Efficacy in Global sanctions
The broad economic and financial restrictions that have been imposed on countries like Cuba, Iran, North Korea, and Venezuela limit their ability to raise revenue, trade internationally, and access foreign markets. This, in turn, affects citizens’ economic wellbeing and reduces the government’s capacity to spend on social programs.
But sanctions are also difficult to design and implement. Their effects can be hard to gauge, since they are often imposed without any formal demand and do not necessarily always have the desired impact (for example, the CoCom embargo against the Soviet Union was successful in limiting technology exports but did not contribute to regime change). In addition, some of the more narrowly focused sanctions that have been imposed over the past decades may be easier to judge, such as those targeting terrorism or proliferation, whose objectives were mostly realized.

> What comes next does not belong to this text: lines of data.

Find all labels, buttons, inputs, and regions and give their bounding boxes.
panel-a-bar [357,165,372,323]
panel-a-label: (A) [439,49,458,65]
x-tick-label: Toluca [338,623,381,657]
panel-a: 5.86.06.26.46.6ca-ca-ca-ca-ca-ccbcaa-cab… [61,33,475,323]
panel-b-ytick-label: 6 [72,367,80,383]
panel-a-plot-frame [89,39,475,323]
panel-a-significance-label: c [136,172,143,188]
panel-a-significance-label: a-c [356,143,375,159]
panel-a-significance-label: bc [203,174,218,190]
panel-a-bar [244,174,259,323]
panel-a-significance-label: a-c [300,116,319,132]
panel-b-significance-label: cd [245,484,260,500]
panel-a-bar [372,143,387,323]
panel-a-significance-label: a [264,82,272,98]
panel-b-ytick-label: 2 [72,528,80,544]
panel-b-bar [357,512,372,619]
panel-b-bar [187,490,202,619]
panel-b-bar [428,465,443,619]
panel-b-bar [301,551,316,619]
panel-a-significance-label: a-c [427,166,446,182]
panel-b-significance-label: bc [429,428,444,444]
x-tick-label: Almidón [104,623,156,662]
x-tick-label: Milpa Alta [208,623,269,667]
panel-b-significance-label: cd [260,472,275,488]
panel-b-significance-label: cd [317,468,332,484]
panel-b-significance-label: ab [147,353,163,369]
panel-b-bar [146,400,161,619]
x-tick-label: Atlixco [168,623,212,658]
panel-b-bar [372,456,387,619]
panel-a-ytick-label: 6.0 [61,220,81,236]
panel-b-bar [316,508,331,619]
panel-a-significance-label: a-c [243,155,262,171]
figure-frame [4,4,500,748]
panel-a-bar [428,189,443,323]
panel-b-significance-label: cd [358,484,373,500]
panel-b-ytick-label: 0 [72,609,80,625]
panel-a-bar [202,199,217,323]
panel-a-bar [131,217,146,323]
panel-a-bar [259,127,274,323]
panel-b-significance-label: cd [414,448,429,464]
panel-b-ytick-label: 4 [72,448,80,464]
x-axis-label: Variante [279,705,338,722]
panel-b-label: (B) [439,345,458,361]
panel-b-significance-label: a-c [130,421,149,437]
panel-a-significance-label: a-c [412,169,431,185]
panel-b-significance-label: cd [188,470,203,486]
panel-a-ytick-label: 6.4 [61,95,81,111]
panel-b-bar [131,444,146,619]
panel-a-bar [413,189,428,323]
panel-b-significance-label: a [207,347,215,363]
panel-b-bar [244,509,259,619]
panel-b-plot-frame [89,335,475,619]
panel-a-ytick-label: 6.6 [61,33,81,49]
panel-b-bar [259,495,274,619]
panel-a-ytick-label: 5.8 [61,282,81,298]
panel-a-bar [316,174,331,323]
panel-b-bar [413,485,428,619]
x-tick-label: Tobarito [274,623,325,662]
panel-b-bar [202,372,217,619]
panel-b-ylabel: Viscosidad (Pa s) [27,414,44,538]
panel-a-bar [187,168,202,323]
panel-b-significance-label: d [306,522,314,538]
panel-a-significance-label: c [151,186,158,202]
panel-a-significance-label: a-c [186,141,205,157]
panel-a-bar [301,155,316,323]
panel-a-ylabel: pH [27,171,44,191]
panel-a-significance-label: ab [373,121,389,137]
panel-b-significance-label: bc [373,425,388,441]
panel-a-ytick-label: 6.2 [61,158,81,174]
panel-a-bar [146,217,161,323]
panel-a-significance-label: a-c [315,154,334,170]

Finally, domestic groups with vested interests in maintaining sanctions can develop and make it difficult for sanctioning governments to relax them once goals are achieved or objectives change. Sugar manufacturers in the United States, for instance, developed an interest in keeping the Cuban embargo intact in order to bolster their market share against more efficient Cuban sugar producers.
For these reasons, assessments of the effectiveness of sanctions require a comprehensive dynamic view of the situation, which is difficult to obtain from existing datasets. The GSDB provides this, by allowing researchers to analyze the nature of the sanctions objectives and how these have changed over time.